2. **HPC System Management**
- Administer SLURM clusters, compute nodes, GPU resources.
- Perform OS patching, configuration management, and automation (Ansible, Bash, Python).
- Manage parallel/shared filesystems (NFS, Lustre) and object storage (S3).
- Control user access, quotas, and secure network settings.
- Maintain FlexLM license management.
3. **Software, Containers & Build Frameworks**
- Deploy and manage container technologies (Apptainer/Singularity, Podman, ENROOT, Pyxis).
- Build and maintain scientific software (Ansys, Cadence, COMSOL, MATLAB, Mentor, Synopsys) via EasyBuild and lmod.
- Optimize deployments, including Azure CycleCloud integration.
**Required Skills:**
- Proven experience with HPC environments, parallel computing, and job scheduling (SLURM).
- Strong problem‑solving and analytical abilities.
- Scripting and automation expertise (Ansible, Bash, Python).
- Understanding of performance tuning, cluster monitoring, and system hardening.

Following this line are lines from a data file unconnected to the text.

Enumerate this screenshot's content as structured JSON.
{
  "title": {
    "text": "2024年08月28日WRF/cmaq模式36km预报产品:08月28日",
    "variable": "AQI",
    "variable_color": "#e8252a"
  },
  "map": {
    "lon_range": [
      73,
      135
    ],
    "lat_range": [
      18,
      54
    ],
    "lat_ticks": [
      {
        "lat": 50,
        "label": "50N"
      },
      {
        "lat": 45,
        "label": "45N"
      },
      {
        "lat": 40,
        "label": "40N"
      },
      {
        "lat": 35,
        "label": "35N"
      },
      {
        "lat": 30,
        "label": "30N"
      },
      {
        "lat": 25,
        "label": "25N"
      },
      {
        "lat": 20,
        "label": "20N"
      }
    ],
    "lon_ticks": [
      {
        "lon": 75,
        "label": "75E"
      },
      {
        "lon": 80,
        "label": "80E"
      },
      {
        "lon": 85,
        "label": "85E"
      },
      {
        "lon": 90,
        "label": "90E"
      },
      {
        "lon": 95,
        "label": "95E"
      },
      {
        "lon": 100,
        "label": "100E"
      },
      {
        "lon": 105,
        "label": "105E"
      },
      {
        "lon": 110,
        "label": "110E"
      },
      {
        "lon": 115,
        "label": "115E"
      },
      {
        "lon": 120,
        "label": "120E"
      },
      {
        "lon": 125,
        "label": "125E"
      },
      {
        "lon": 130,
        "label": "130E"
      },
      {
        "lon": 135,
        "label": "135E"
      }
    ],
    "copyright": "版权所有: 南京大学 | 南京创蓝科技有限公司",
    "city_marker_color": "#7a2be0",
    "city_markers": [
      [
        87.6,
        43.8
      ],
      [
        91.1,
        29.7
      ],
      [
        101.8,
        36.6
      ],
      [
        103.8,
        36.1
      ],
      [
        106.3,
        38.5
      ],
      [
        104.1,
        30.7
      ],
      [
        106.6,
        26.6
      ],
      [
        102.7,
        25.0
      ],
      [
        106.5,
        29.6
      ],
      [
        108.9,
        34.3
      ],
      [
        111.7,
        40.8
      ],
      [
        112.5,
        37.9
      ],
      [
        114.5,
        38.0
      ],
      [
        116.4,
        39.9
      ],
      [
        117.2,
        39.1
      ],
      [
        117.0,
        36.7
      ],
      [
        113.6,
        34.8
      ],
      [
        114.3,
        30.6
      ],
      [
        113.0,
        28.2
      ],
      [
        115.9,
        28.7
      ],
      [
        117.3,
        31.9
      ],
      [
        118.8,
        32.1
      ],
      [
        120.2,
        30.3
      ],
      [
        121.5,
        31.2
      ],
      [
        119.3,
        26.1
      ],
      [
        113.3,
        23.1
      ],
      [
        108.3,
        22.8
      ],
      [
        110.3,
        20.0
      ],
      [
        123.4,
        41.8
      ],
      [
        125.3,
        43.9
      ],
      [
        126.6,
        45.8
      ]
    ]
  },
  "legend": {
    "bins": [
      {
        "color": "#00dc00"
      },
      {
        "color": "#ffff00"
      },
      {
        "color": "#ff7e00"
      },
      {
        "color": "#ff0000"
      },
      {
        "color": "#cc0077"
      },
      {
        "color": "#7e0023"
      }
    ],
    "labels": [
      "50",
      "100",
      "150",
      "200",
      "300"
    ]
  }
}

- Familiarity with Open OnDemand; Azure CycleCloud is a plus.
- Exposure to EDA and engineering software workflows in HPC contexts is advantageous.
**Required Education & Certifications:**
- Bachelor’s or Master’s degree in Computer Science, Information Technology, Systems Engineering, or a related field.
- Relevant certifications (e.g., Red Hat Certified Engineer, Linux Professional Institute, or HPC‑specific credentials) are preferred but not mandatory.